Dewi grinned at his reflection in the computer screen. ‘You’ve been most helpful, sir. I can’t thank you enough. Just one last thing. We need cancelled cheques for handwriting analysis. You wouldn’t want us making a blunder over thinking somebody got at one of your accounts when they shouldn’t. People want to know the banks won’t let any Tom, Dick or Harriet empty an account without checking the money’s going to the rightful person, don’t they? So we’ll expect all the cancelled cheques from the last four years. And statement copies, and records of standing orders. You should be able to get them in the post today. Mark the envelope for Chief Inspector McKenna.’

‘We don’t keep cheques that far back. And accounts are databased.’
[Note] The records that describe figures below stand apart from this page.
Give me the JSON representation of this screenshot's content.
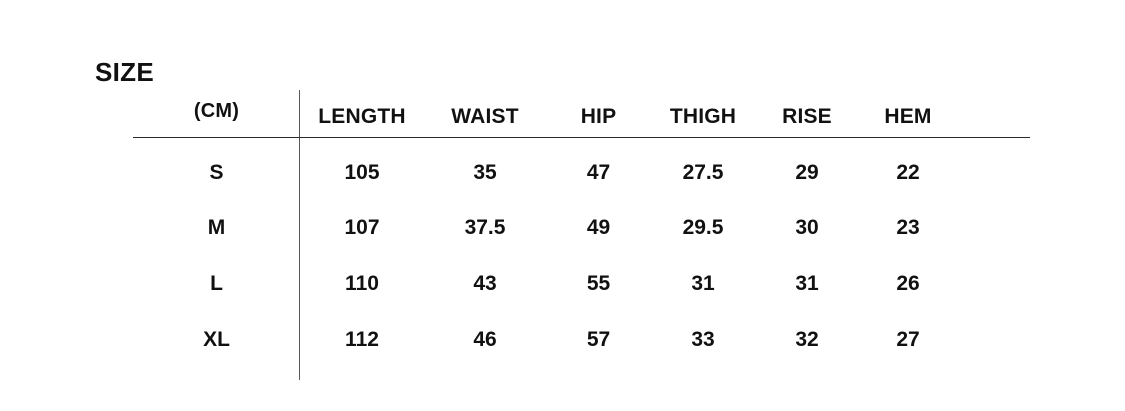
{
  "title": "SIZE",
  "chart_data": {
    "type": "table",
    "title": "SIZE",
    "unit_label": "(CM)",
    "columns": [
      "LENGTH",
      "WAIST",
      "HIP",
      "THIGH",
      "RISE",
      "HEM"
    ],
    "rows": [
      {
        "size": "S",
        "values": [
          105,
          35,
          47,
          27.5,
          29,
          22
        ]
      },
      {
        "size": "M",
        "values": [
          107,
          37.5,
          49,
          29.5,
          30,
          23
        ]
      },
      {
        "size": "L",
        "values": [
          110,
          43,
          55,
          31,
          31,
          26
        ]
      },
      {
        "size": "XL",
        "values": [
          112,
          46,
          57,
          33,
          32,
          27
        ]
      }
    ]
  },
  "colors": {
    "text": "#111111",
    "background": "#ffffff",
    "vertical_rule": "#58585a",
    "horizontal_rule": "#2b2b2b"
  }
}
‘Microfiche copies of the cheques will do nicely, sir.’ Dewi heard the man breathing fast and heavy, as if he had run a race. ‘Before you ring off, sir.’

‘Yes?’ The man sounded as if he chewed glass.

‘You keep individual data files on your customers, don’t you? Personal details as well as account information? So, we’ll have disk copies of everything to give us a nice full picture.’